Yes, I am aware of Velben goods (as well as Giffen goods): if you go into my comment history you'll see I actually mentioned them just in the last week.
> You didn't break economics with your "why are luxury goods so expensive even though they're not better" argument, unfortunately.
I do not see (a) where my claims imply breaking any economics principles, and (b) did not claim they're not better. As someone with an engineering degree I was taught all about trade-offs in design. Different situations may call for a need for different characteristics of a design: one person's situation may call for VW (simple commuting) while another's a Porsche (dealing with a mid-life crisis).
My point was that different items, which have different prices, have different value to different people. So to say what something is "worth" can be completely arbitrary, independent of price. Similarly, various people can find the same item "worth" differently, depending on what they value, so each is will to pay a different price: this is what auctions are all about after all.
In the case of GME: the people who actually care about the retail company may value it one way, and thus are willing to pay a particular price for each stock; while the people who care about fulfilling their (shorting) option contracts may have a different value and are wilting to pay a different price. What each stock is "worth" is different to each of them.

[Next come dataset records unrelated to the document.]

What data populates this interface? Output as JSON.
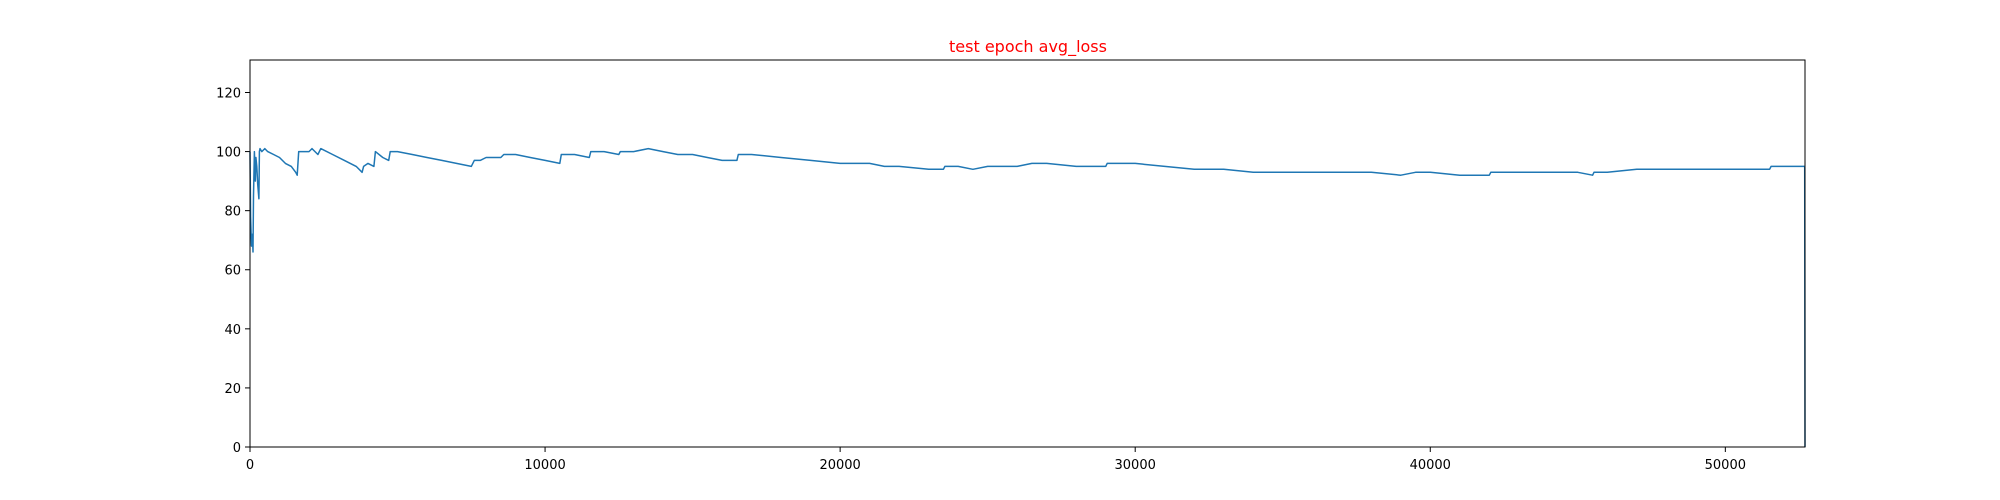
{
  "chart_data": {
    "type": "line",
    "title": "test epoch avg_loss",
    "title_color": "#ff0000",
    "xlabel": "",
    "ylabel": "",
    "xlim": [
      0,
      52700
    ],
    "ylim": [
      0,
      131
    ],
    "xticks": [
      0,
      10000,
      20000,
      30000,
      40000,
      50000
    ],
    "xtick_labels": [
      "0",
      "10000",
      "20000",
      "30000",
      "40000",
      "50000"
    ],
    "yticks": [
      0,
      20,
      40,
      60,
      80,
      100,
      120
    ],
    "ytick_labels": [
      "0",
      "20",
      "40",
      "60",
      "80",
      "100",
      "120"
    ],
    "grid": false,
    "legend": "none",
    "series": [
      {
        "color": "#1f77b4",
        "x": [
          0,
          20,
          50,
          80,
          100,
          120,
          150,
          180,
          200,
          230,
          260,
          300,
          320,
          340,
          400,
          500,
          600,
          800,
          1000,
          1200,
          1400,
          1550,
          1600,
          1650,
          1700,
          2000,
          2100,
          2300,
          2400,
          2800,
          3200,
          3600,
          3800,
          3850,
          4000,
          4200,
          4250,
          4500,
          4700,
          4750,
          5000,
          5500,
          6000,
          6500,
          7000,
          7500,
          7600,
          7800,
          8000,
          8500,
          8600,
          9000,
          9500,
          10000,
          10500,
          10550,
          11000,
          11500,
          11550,
          12000,
          12500,
          12550,
          13000,
          13500,
          14000,
          14500,
          15000,
          15500,
          16000,
          16500,
          16550,
          17000,
          18000,
          19000,
          20000,
          21000,
          21500,
          21550,
          22000,
          23000,
          23500,
          23550,
          24000,
          24500,
          25000,
          25500,
          26000,
          26500,
          27000,
          28000,
          29000,
          29050,
          30000,
          31000,
          32000,
          33000,
          34000,
          35000,
          36000,
          37000,
          37050,
          38000,
          39000,
          39500,
          40000,
          41000,
          42000,
          42050,
          43000,
          44000,
          45000,
          45500,
          45550,
          46000,
          47000,
          47500,
          48000,
          49000,
          49500,
          50000,
          51000,
          51500,
          51550,
          52000,
          52600,
          52690,
          52700
        ],
        "y": [
          100,
          78,
          68,
          72,
          66,
          85,
          100,
          90,
          98,
          95,
          89,
          84,
          100,
          101,
          100,
          101,
          100,
          99,
          98,
          96,
          95,
          93,
          92,
          100,
          100,
          100,
          101,
          99,
          101,
          99,
          97,
          95,
          93,
          95,
          96,
          95,
          100,
          98,
          97,
          100,
          100,
          99,
          98,
          97,
          96,
          95,
          97,
          97,
          98,
          98,
          99,
          99,
          98,
          97,
          96,
          99,
          99,
          98,
          100,
          100,
          99,
          100,
          100,
          101,
          100,
          99,
          99,
          98,
          97,
          97,
          99,
          99,
          98,
          97,
          96,
          96,
          95,
          95,
          95,
          94,
          94,
          95,
          95,
          94,
          95,
          95,
          95,
          96,
          96,
          95,
          95,
          96,
          96,
          95,
          94,
          94,
          93,
          93,
          93,
          93,
          93,
          93,
          92,
          93,
          93,
          92,
          92,
          93,
          93,
          93,
          93,
          92,
          93,
          93,
          94,
          94,
          94,
          94,
          94,
          94,
          94,
          94,
          95,
          95,
          95,
          95,
          0
        ]
      }
    ]
  }
}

Sure, and all of that cashes out in an equilibrium, called marginal pricing. There's no breakdown in the notion of value here. Nothing incoherent about it.
I don't think the point of mentioning Veblen goods was defining a namespace. The point is that this is such well-covered ground in economic theory that there's actually a name for it. The Wikipedia link is presumably a pointer to where you can start reading more answers about these questions (e.g. conspicuous consumption for social status).
https://en.wikipedia.org/wiki/Veblen_good
You didn't break economics with your "why are luxury goods so expensive even though they're not better" argument, unfortunately.